The health and safety of our patients is our top priority, and there is no indication at this time that the allegations against Dr. Aalbers involve patients. We assisted law enforcement with their initial investigation and will continue to help in any way we can if that is requested. Additionally, we can confirm that the appropriate regulatory agencies have been made aware of the charges against Dr. Aalbers. Dr. Aalbers is no longer affiliated with Overland Park Regional Medical Center or any of our facilities or clinics, and we are working with his former patients to meet their care needs. 

Moving Forward

"What are we going to do moving forward?" Chilcote asked the I-Team. "As things continue to come out, where do we go?"

Her son still needs a neurologist, but finding someone she can trust will be a monumental task.

"The only way my trust will be regained is for medical professionals to be held accountable,” Chilcote said.

The FBI continues to investigate Aalbers and search for other possible victims.

Chilcote said she filled out the FBI's form, which seeks information about possible victims as a precautionary measure. It's something patients can fill out if they are concerned Albers may have victimized their children.
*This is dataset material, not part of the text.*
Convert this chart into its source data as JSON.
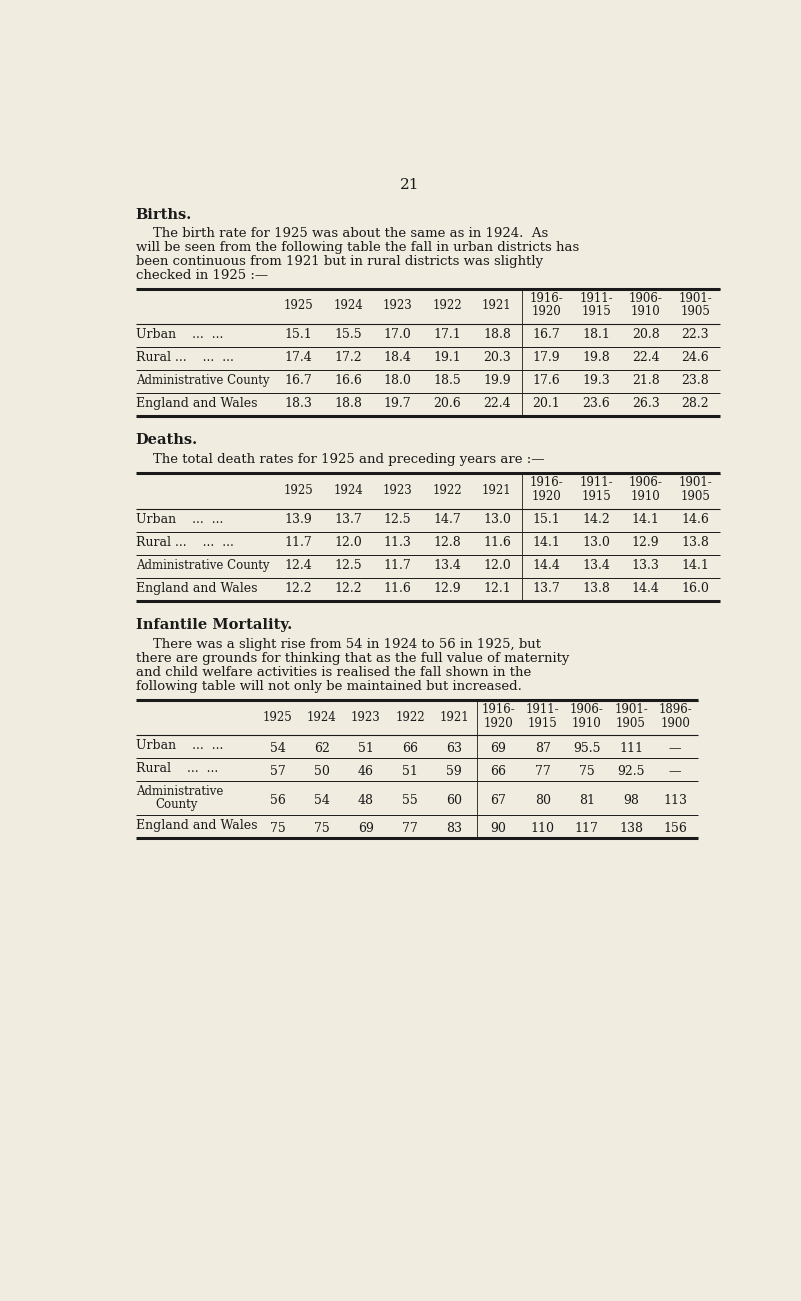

The I-Team contacted Aalbers’ attorney after federal authorities filed the second charge against him. His attorney, Gregory Watt, said in a statement, "We are looking at all the evidence and remaining steadfast in our defense of Dr. Aalbers. Fortunately, it is still early in the process and we are optimistic regardless of what challenges may come our way.”

Aalbers remains in federal custody without bond until his trial, according to the U.S. Attorney's Office.

Records with the Missouri and Kansas Boards of Healing Arts reveal Aalbers has active licenses in both states and has not faced any public disciplinary action.